After teaching for fifteen years, he brought a group from Uganda to the States to share their music and dance. Samuel’s group experienced an especially warm welcome in South Haven, MI and the friends he made there convinced him to move halfway around the world to a very different climate from his homeland.

“I first came here [to the US] with my students and we toured the US to share our music and culture,” Samuel recalled. “Once that tour was over, I decided to stay in the US to pursue my music career.”

A presentation to school kids in South Haven still sticks in his memory as one of the best events of his globe-trotting career.

“I had the opportunity to teach over one hundred students three Ugandan dances,” Samuel related. “I ended my workshop with my performances of the same dances I taught them.”
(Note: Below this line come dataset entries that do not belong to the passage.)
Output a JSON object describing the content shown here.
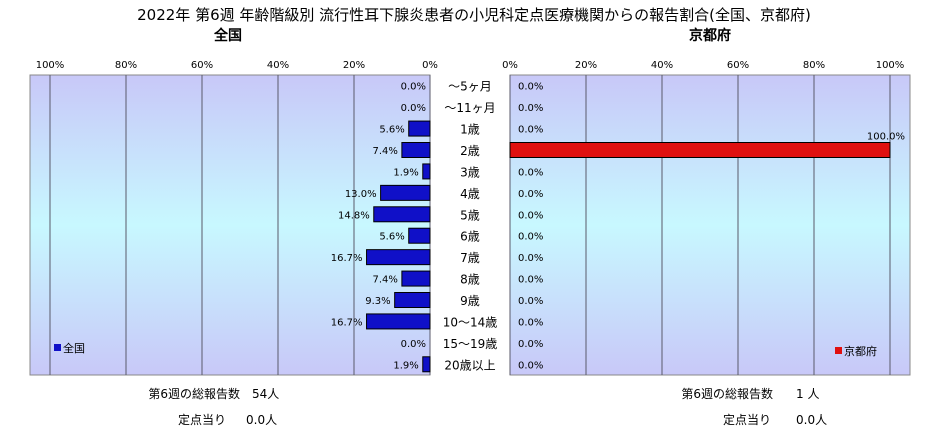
{
  "title": "2022年 第6週 年齢階級別 流行性耳下腺炎患者の小児科定点医療機関からの報告割合(全国、京都府)",
  "chart_data": [
    {
      "type": "bar",
      "orientation": "horizontal",
      "title": "全国",
      "legend": "全国",
      "legend_position": "bottom-left",
      "color": "#1010c8",
      "xlim": [
        0,
        100
      ],
      "direction": "right-to-left",
      "x_ticks": [
        "100%",
        "80%",
        "60%",
        "40%",
        "20%",
        "0%"
      ],
      "categories": [
        "～5ヶ月",
        "～11ヶ月",
        "1歳",
        "2歳",
        "3歳",
        "4歳",
        "5歳",
        "6歳",
        "7歳",
        "8歳",
        "9歳",
        "10～14歳",
        "15～19歳",
        "20歳以上"
      ],
      "values": [
        0.0,
        0.0,
        5.6,
        7.4,
        1.9,
        13.0,
        14.8,
        5.6,
        16.7,
        7.4,
        9.3,
        16.7,
        0.0,
        1.9
      ],
      "labels": [
        "0.0%",
        "0.0%",
        "5.6%",
        "7.4%",
        "1.9%",
        "13.0%",
        "14.8%",
        "5.6%",
        "16.7%",
        "7.4%",
        "9.3%",
        "16.7%",
        "0.0%",
        "1.9%"
      ],
      "grid": true
    },
    {
      "type": "bar",
      "orientation": "horizontal",
      "title": "京都府",
      "legend": "京都府",
      "legend_position": "bottom-right",
      "color": "#e01010",
      "xlim": [
        0,
        100
      ],
      "direction": "left-to-right",
      "x_ticks": [
        "0%",
        "20%",
        "40%",
        "60%",
        "80%",
        "100%"
      ],
      "categories": [
        "～5ヶ月",
        "～11ヶ月",
        "1歳",
        "2歳",
        "3歳",
        "4歳",
        "5歳",
        "6歳",
        "7歳",
        "8歳",
        "9歳",
        "10～14歳",
        "15～19歳",
        "20歳以上"
      ],
      "values": [
        0.0,
        0.0,
        0.0,
        100.0,
        0.0,
        0.0,
        0.0,
        0.0,
        0.0,
        0.0,
        0.0,
        0.0,
        0.0,
        0.0
      ],
      "labels": [
        "0.0%",
        "0.0%",
        "0.0%",
        "100.0%",
        "0.0%",
        "0.0%",
        "0.0%",
        "0.0%",
        "0.0%",
        "0.0%",
        "0.0%",
        "0.0%",
        "0.0%",
        "0.0%"
      ],
      "grid": true
    }
  ],
  "footer": {
    "national": {
      "total_label": "第6週の総報告数",
      "total_value": "54人",
      "per_label": "定点当り",
      "per_value": "0.0人"
    },
    "kyoto": {
      "total_label": "第6週の総報告数",
      "total_value": "1 人",
      "per_label": "定点当り",
      "per_value": "0.0人"
    }
  }
}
For the last three years, Samuel has blended the low tech of his traditional instruments, (he has been known to string his adungu with fish line), with the high tech world of electronic looping devices. These allow a musician to record short passages of music, percussion or singing and play them back in an endless loop that he can use as a back ground to play and sing over. This creates the effect of many Samuels playing or singing together at once and allows him to sound like a group while being the only one on stage. The net result of this can be very otherworldly which contributes to the unique sounds that tickle your ears when Samuel performs.

While he is very adept at solo performances, one of the things Samuel loves the most about music is the way it has allowed him to connect with other musicians around the world. Time spent on the internet with “Samuel Nalangira” put into your favorite search engine will allow you to listen to him collaborating with instruments and musicians old and new – from hammer dulcimers to electric guitars and synthesizers played by a melting pot of people. One of my favorite clips shows a group of Canadian school kids drumming away at his urging with proper drumsticks pounding out rhythms on overturned plastic utility pails. When they are not drumming, Samuel is urging them to jump and dance. The man is very, very high energy – a perfect person to put in front of kids of all ages.
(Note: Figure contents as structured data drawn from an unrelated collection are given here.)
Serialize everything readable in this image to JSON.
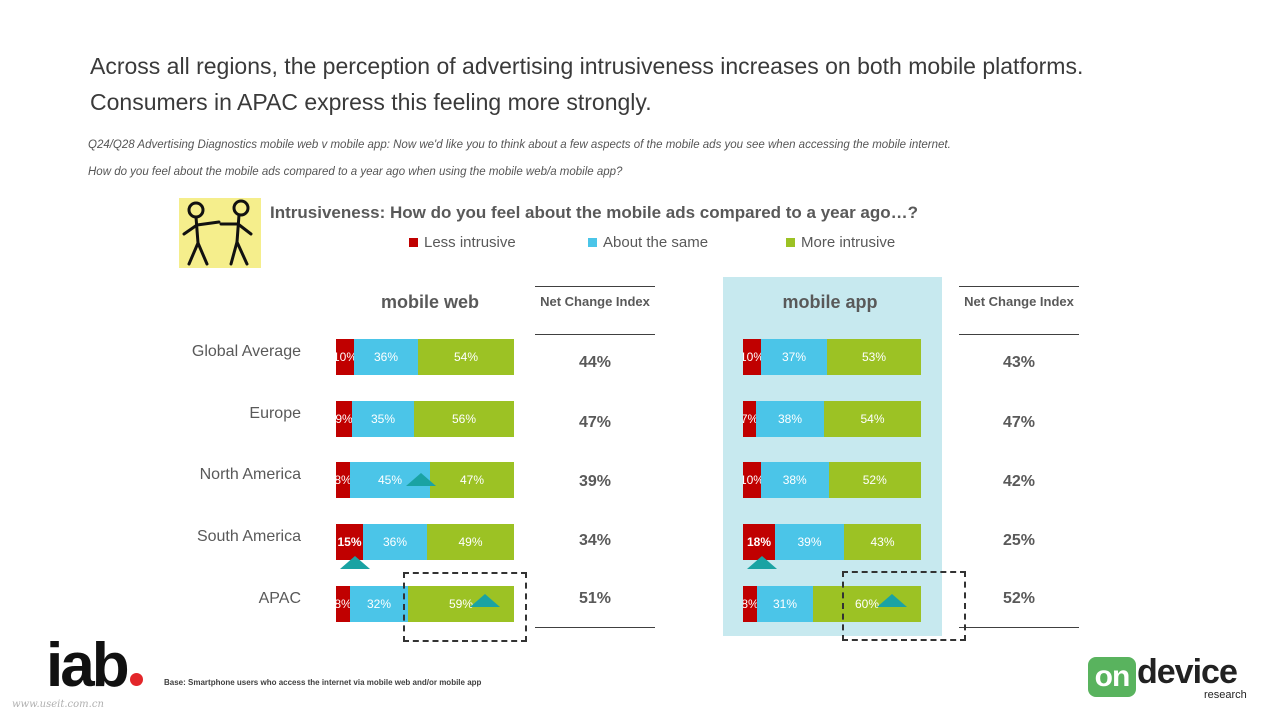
{
  "headline": "Across all regions, the perception of advertising intrusiveness increases on both mobile platforms. Consumers in APAC express this feeling more strongly.",
  "question_line1": "Q24/Q28 Advertising Diagnostics mobile web v mobile app: Now we'd like you to think about a few aspects of the mobile ads you see when accessing the mobile internet.",
  "question_line2": "How do you feel about the mobile ads compared to a year ago when using the mobile web/a mobile app?",
  "colors": {
    "less": "#c00000",
    "same": "#4bc5e8",
    "more": "#9cc224",
    "triangle": "#1aa3a3",
    "app_bg": "#c7e9ef"
  },
  "icons": {
    "figures": "two-stick-figures-icon",
    "triangle": "up-triangle-icon"
  },
  "chart_data": {
    "type": "bar",
    "title": "Intrusiveness:  How do you feel about the mobile ads compared to a year ago…?",
    "legend": [
      "Less intrusive",
      "About the same",
      "More intrusive"
    ],
    "legend_position": "top",
    "net_change_header": "Net Change Index",
    "categories": [
      "Global Average",
      "Europe",
      "North America",
      "South America",
      "APAC"
    ],
    "panels": [
      {
        "name": "mobile web",
        "series": [
          {
            "name": "Less intrusive",
            "values": [
              10,
              9,
              8,
              15,
              8
            ]
          },
          {
            "name": "About the same",
            "values": [
              36,
              35,
              45,
              36,
              32
            ]
          },
          {
            "name": "More intrusive",
            "values": [
              54,
              56,
              47,
              49,
              59
            ]
          }
        ],
        "labels": [
          [
            "10%",
            "36%",
            "54%"
          ],
          [
            "9%",
            "35%",
            "56%"
          ],
          [
            "8%",
            "45%",
            "47%"
          ],
          [
            "15%",
            "36%",
            "49%"
          ],
          [
            "8%",
            "32%",
            "59%"
          ]
        ],
        "net_change": [
          "44%",
          "47%",
          "39%",
          "34%",
          "51%"
        ],
        "up_markers": [
          {
            "row": 2,
            "segment": 1
          },
          {
            "row": 3,
            "segment": 0,
            "below": true
          },
          {
            "row": 4,
            "segment": 2
          }
        ],
        "highlight_row": 4
      },
      {
        "name": "mobile app",
        "series": [
          {
            "name": "Less intrusive",
            "values": [
              10,
              7,
              10,
              18,
              8
            ]
          },
          {
            "name": "About the same",
            "values": [
              37,
              38,
              38,
              39,
              31
            ]
          },
          {
            "name": "More intrusive",
            "values": [
              53,
              54,
              52,
              43,
              60
            ]
          }
        ],
        "labels": [
          [
            "10%",
            "37%",
            "53%"
          ],
          [
            "7%",
            "38%",
            "54%"
          ],
          [
            "10%",
            "38%",
            "52%"
          ],
          [
            "18%",
            "39%",
            "43%"
          ],
          [
            "8%",
            "31%",
            "60%"
          ]
        ],
        "net_change": [
          "43%",
          "47%",
          "42%",
          "25%",
          "52%"
        ],
        "up_markers": [
          {
            "row": 3,
            "segment": 0,
            "below": true
          },
          {
            "row": 4,
            "segment": 2
          }
        ],
        "highlight_row": 4
      }
    ]
  },
  "footer": {
    "logo": "iab",
    "base": "Base: Smartphone users who access the internet via mobile web and/or mobile app",
    "watermark": "www.useit.com.cn",
    "od_on": "on",
    "od_device": "device",
    "od_research": "research"
  }
}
Samuel told me that he typically begins the song writing process with a pattern or a tune. His inspiration can come from anywhere.

“It could be a person, an event, a story, a dream or imaging of something which sparks a feeling inside me to compose a song. Something around me and something I feel,” Samuel said. “I may have a story in mind, but the tune comes first.”

For a taste of Samuel’s music, you can check out his album Amayengo (The Waves of The Lake). It is available on all of the streaming services. The opening track, “On The Lake,” starts out sounding like a fiddler kicking off a sea shanty, but the akogo shows up followed closely by some drumming and before sixty seconds are gone the listener is engulfed with the full Nalangira effect – so long sea shanty, hello poly-rhythms, call and response and Uganda!

July 13 will find Samuel and his trio at Beats on Bates in downtown Kalamazoo, Fredrick Meijer Gardens and Sculpture Park will host them on July 26, and July 30 promises a Wild Thyme in Allegan. You can follow him on Facebook or at www.samuelnalangira.com.

After two years of a global pandemic, the contagion of Samuel Nalangira’s smile delivered along with musical “language” anyone can understand is welcome relief.